La finalità dei laboratori educativi è rivolta alla conoscenza del patrimonio storico-artistico territoriale, attraverso percorsi ludico-didattici suddivisi in moduli con contenuti e modalità di svolgimento differenziati in base al diverso grado scolastico.
Inoltre, per quest'anno, sono stati strutturati specifici laboratori dedicati ad approfondire le mostre temporanee attualmente in corso: Stefano Cerio. The Redemption of Nature e Yours in the Undoing. Nel tuo disfare, che affrontano temi quali la natura, l’ecologia, la fotografia e la scultura.
Attraverso la visita alle opere delle collezioni permanenti e delle mostre temporanee del museo, gli alunni avranno modo di confrontarsi attivamente con gli spazi museali e i contenuti scientifici, sviluppando un proprio processo creativo, critico ed espressivo.
Scuola dell'infanzia:
Come Braque e Picasso - Creare e ricreare, attraverso un collage, forme e sculture che più hanno colpito i bambini durante la visita gioco/guidata.
La mia mano...un'opera d'arte - I bambini scopriranno che le loro mani possono assumere forme diverse e le useranno come sagome per disegnare animali ed oggetti.
Disegnare il marmo - Partendo da una sezione della nostra mostra permanente, i bambini creano la loro opera d'arte disegnando su fogli di carta marmorizzata.
Sculture di carta - Attraverso la tecnica degli origami giapponesi, i ragazzi creano elementi di carta manipolando un foglio.
Scuola primaria:
Sculture di carta - Attraverso la tecnica degli origami giapponesi, i bambini creano elementi di carta manipolando un foglio.
Il pensiero astratto - I bambini saranno invitati a disegnare, su un foglio diviso a metà, un oggetto, una figura umana, degli animali, etc. , sia nel senso figurativo che in quello astratto.
Disegnare il marmo - Partendo da una sezione della nostra mostra permanente, i bambini creano la loro opera d'arte disegnando su fogli di carta marmorizzata.
Riciclo creativo - Secondo il concetto dell' Arte povera, verrà proposto ai bambini di creare "un'opera d'arte" utilizzando materiali poveri, artificiali e naturali.
Come uno scultore - I bambini creano delle piccole sculture partendo da una semplice pallina di plastilina.
Una favola al museo - C'era una volta . Tra personaggi misteriosi, animali ed oggetti surreali, i bambini giocano inventando una storia che ha come protagonisti gli “abitanti” del museo.
Scuola secondaria di primo grado :
Sculture di carta - Attraverso la tecnica degli origami giapponesi, i bambini creano elementi di carta manipolando un foglio.

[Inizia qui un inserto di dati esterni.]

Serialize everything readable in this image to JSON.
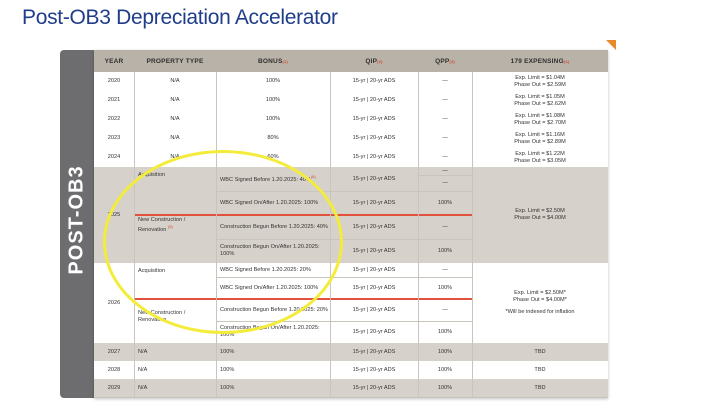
{
  "title": "Post-OB3 Depreciation Accelerator",
  "side_label": "POST-OB3",
  "headers": {
    "year": "YEAR",
    "property_type": "PROPERTY TYPE",
    "bonus": "BONUS",
    "bonus_sup": "(1)",
    "qip": "QIP",
    "qip_sup": "(2)",
    "qpp": "QPP",
    "qpp_sup": "(3)",
    "expensing": "179 EXPENSING",
    "expensing_sup": "(4)"
  },
  "simple_rows": [
    {
      "year": "2020",
      "type": "N/A",
      "bonus": "100%",
      "qip": "15-yr | 20-yr ADS",
      "qpp": "—",
      "exp1": "Exp. Limit = $1.04M",
      "exp2": "Phase Out = $2.59M"
    },
    {
      "year": "2021",
      "type": "N/A",
      "bonus": "100%",
      "qip": "15-yr | 20-yr ADS",
      "qpp": "—",
      "exp1": "Exp. Limit = $1.05M",
      "exp2": "Phase Out = $2.62M"
    },
    {
      "year": "2022",
      "type": "N/A",
      "bonus": "100%",
      "qip": "15-yr | 20-yr ADS",
      "qpp": "—",
      "exp1": "Exp. Limit = $1.08M",
      "exp2": "Phase Out = $2.70M"
    },
    {
      "year": "2023",
      "type": "N/A",
      "bonus": "80%",
      "qip": "15-yr | 20-yr ADS",
      "qpp": "—",
      "exp1": "Exp. Limit = $1.16M",
      "exp2": "Phase Out = $2.89M"
    },
    {
      "year": "2024",
      "type": "N/A",
      "bonus": "60%",
      "qip": "15-yr | 20-yr ADS",
      "qpp": "—",
      "exp1": "Exp. Limit = $1.22M",
      "exp2": "Phase Out = $3.05M"
    }
  ],
  "y2025": {
    "year": "2025",
    "type_acq": "Acquisition",
    "type_new": "New Construction / Renovation",
    "type_new_sup": "(5)",
    "bonus": [
      "WBC Signed Before 1.20.2025: 40%",
      "WBC Signed On/After 1.20.2025: 100%",
      "Construction Begun Before 1.20.2025: 40%",
      "Construction Begun On/After 1.20.2025: 100%"
    ],
    "bonus_sup": "(6)",
    "qip": [
      "15-yr | 20-yr ADS",
      "15-yr | 20-yr ADS",
      "15-yr | 20-yr ADS",
      "15-yr | 20-yr ADS"
    ],
    "qpp": [
      "—",
      "100%",
      "—",
      "100%"
    ],
    "qpp_top": "—",
    "exp1": "Exp. Limit = $2.50M",
    "exp2": "Phase Out = $4.00M"
  },
  "y2026": {
    "year": "2026",
    "type_acq": "Acquisition",
    "type_new": "New Construction / Renovation",
    "bonus": [
      "WBC Signed Before 1.20.2025: 20%",
      "WBC Signed On/After 1.20.2025: 100%",
      "Construction Begun Before 1.20.2025: 20%",
      "Construction Begun On/After 1.20.2025: 100%"
    ],
    "qip": [
      "15-yr | 20-yr ADS",
      "15-yr | 20-yr ADS",
      "15-yr | 20-yr ADS",
      "15-yr | 20-yr ADS"
    ],
    "qpp": [
      "—",
      "100%",
      "—",
      "100%"
    ],
    "exp1": "Exp. Limit = $2.50M*",
    "exp2": "Phase Out = $4.00M*",
    "exp_note": "*Will be indexed for inflation"
  },
  "tail_rows": [
    {
      "year": "2027",
      "type": "N/A",
      "bonus": "100%",
      "qip": "15-yr | 20-yr ADS",
      "qpp": "100%",
      "exp": "TBD"
    },
    {
      "year": "2028",
      "type": "N/A",
      "bonus": "100%",
      "qip": "15-yr | 20-yr ADS",
      "qpp": "100%",
      "exp": "TBD"
    },
    {
      "year": "2029",
      "type": "N/A",
      "bonus": "100%",
      "qip": "15-yr | 20-yr ADS",
      "qpp": "100%",
      "exp": "TBD"
    }
  ],
  "colors": {
    "title": "#1f3d8a",
    "header": "#b9b2a8",
    "band": "#6d6d6f",
    "highlight_circle": "#f3ec3b",
    "divider": "#e2513b",
    "corner_mark": "#e8892b"
  }
}
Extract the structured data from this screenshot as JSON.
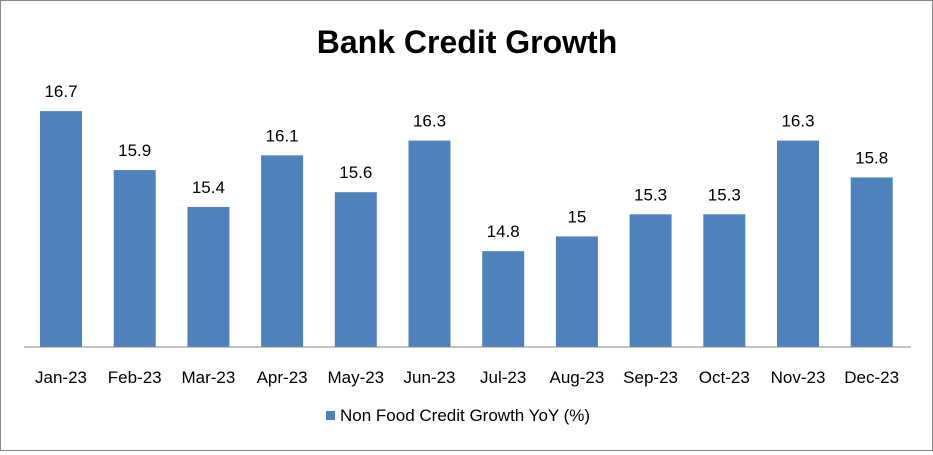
{
  "chart_data": {
    "type": "bar",
    "title": "Bank Credit Growth",
    "xlabel": "",
    "ylabel": "",
    "categories": [
      "Jan-23",
      "Feb-23",
      "Mar-23",
      "Apr-23",
      "May-23",
      "Jun-23",
      "Jul-23",
      "Aug-23",
      "Sep-23",
      "Oct-23",
      "Nov-23",
      "Dec-23"
    ],
    "series": [
      {
        "name": "Non Food Credit Growth YoY (%)",
        "values": [
          16.7,
          15.9,
          15.4,
          16.1,
          15.6,
          16.3,
          14.8,
          15,
          15.3,
          15.3,
          16.3,
          15.8
        ],
        "color": "#4F81BD"
      }
    ],
    "data_labels": [
      "16.7",
      "15.9",
      "15.4",
      "16.1",
      "15.6",
      "16.3",
      "14.8",
      "15",
      "15.3",
      "15.3",
      "16.3",
      "15.8"
    ],
    "ylim": [
      13.5,
      17
    ],
    "grid": false,
    "legend_position": "bottom"
  }
}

Come uno scultore - I bambini creano delle piccole sculture partendo da una semplice pallina di plastilina.
Una favola al museo - C'era una volta . Tra personaggi misteriosi, animali ed oggetti surreali, i ragazzi giocano inventando una storia che ha come protagonisti gli “abitanti” del museo.
Critici per un giorno - Laboratorio dialogico durante il quale gli studenti sono chiamati a un confronto diretto con le opere d’arte ospitate all'interno del museo. Si cercherà di portare la sensibilità dei ragazzi, stimolata dalla visione delle opere durante la visita guidata, a produrre dei significati da associare autonomamente a ciò che hanno osservato, nell’intento di produrre una riflessione libera ma di qualità, come veri critici d'arte.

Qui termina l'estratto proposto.